The Mess of FASD - How do You React to This Situation...?

My Friend Barb wrote a post last night about the ongoing drama with her neighbors daughter who has FASD. I challenge you to read it, feel and acknowledge your gut response to the daughters behavior and the moms response, and then come back and think through some questions below.

STOP! Please don't read the questions until you have done your own thinking....this is relevant because our feelings and our head knowledge might not line up on this one.

I inserted a few photos to help keep you away from them.




The questions:

What was your initial gut response to the chaos that this child created over a bowl of soup?
Was there a hint of compassion for the child whos brain was damaged before she even took her first breath?
What was your response to the mom throwing the 20 year old out?
Any sympathy there for the mom or brother?
Thinking through this one child's behavior due to FASD....how much of the really out of control behaviors in our society might be caused by undiagnosed prenatal exposure to alcohol? Not poverty, drugs, abuse or neglect..what if these horrible things are simply secondary to what happened before birth?
What is our responsibility to the suffering individual with FASD (child or adult) and what can we change culturally to stop the only 100 % preventable birth defect?
Stats for babies damaged by alcohol range from 1:100 to 1:1000 depending on where you look. Either way it's 100% preventable....and there is no way that this young lady 'wants' the life she has. No one chooses serious psychiatric treatment and being taken out of their home as a teen over a normal stable life - dances, friends, learning, sports - YES...locked doors and sedatives - NO WAY.
But there was a choice in her life - her bio mom chose to drink while pregnant and our society has given her that right. Regardless of the rights of her daughter who now has a pretty scary future to look into. Not to wholly blame mom because I don't know her - she may have been FASD herself and unable to make the choice to stop the cycle because of the abuse that she sustained prenatally.
I hate FASD. I hate the judgement and pain that those with it experience in our society. I hate the destruction it does to biological and adoptive families and I weep over the blind eye we still turn toward it. We abhor Shaken Baby Syndrome, but give no more than a sad eye toward the realities of FASD.

3 comments:

Betsy said...

AMEN! We need to be aware of the effects of FASD and run to help those directly affected and spread the word on how incredibly damaging it is.

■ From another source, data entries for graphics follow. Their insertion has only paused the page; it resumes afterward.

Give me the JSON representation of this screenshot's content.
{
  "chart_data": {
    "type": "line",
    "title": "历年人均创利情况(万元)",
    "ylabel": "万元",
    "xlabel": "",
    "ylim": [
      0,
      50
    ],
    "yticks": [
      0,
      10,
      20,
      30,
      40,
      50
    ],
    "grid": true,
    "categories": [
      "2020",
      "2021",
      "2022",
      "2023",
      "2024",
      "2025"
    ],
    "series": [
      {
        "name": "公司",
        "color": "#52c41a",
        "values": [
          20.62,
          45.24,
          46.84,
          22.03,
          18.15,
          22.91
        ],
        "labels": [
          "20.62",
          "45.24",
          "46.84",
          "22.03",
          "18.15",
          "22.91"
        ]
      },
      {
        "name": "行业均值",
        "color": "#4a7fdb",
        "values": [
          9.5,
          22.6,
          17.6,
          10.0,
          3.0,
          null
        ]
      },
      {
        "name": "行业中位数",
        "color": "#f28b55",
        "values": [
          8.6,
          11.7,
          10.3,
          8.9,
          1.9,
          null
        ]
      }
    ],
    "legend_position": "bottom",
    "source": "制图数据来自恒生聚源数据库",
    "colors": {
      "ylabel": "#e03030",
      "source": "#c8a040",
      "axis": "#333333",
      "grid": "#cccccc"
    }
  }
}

Thanks for the pics...your children are beautiful!!

Blessed said...

Dorothy, I was speculating with my husband about this very thing a week or so ago, wondering how various cultures and people groups throughout history might have been shaped by FAS, with no one ever thinking about it. (That is what I would write a doctoral dissertation on this week! ; ) For example, what little I know about the uprise of the ruthless Russian mafia makes me wonder if they--and other notoriously vicious and devil-may-care criminals--are products of severe Reactive Attachment Disorder and/or FASD? Which leads to thinking about other groups of people traditionally living on the fringes of acceptable society: street people, prostitutes, drug addicts (those three often go together), etc. How many of them would also be diagnosed as FASD?

Anyway, this is all excellent food for thought., and I am so glad for the ways your and Barb's (and others') blogs have opened my eyes and educated me on the realities of these things.

But in a previous post you said that many time the damage to the baby happens even before the mother knows she is pregnant. Then what can we do to help prevent it except promote chastity, birth control, or outlaw drinking? I would like to hear your ideas for specific action.

Judy said...

Amen, Dorothy!
According to this link, http://www.violenceinterventionprogram.org/news/fetal-alcohol-spectrum-disorders-fasd-the-hidden-disability-conference-january-20-2006.html,

"The Los Angeles County District Attorney's Office files 30,000 criminal petitions per year against juvenile criminal offenders. One study found that the percent of juvenile offenders who have FASD is 23%. If this is accurate, then at least 6,900 juveniles processed through the Los Angeles County system each year are affected by FASD."

I also heard, and I can't find the source, that up to 80% of inmates at San Quentin prison (in Ca.) were in the foster care system at some point in their life.
FASD spreads far and wide and is indeed an invisible disability. The problem is that once the crime has been committed, it doesn't matter if you have brain damage or not, our justice system is set up in a way that punishes the guilty. People affected with FASD don't need punishment, they need treatment, understanding and a voice.
God is good. He is working through all of us right now. I know that all of us mothers who have children affected by alcohol will someday through Him, bring change, awareness and understanding to the topic of FASD.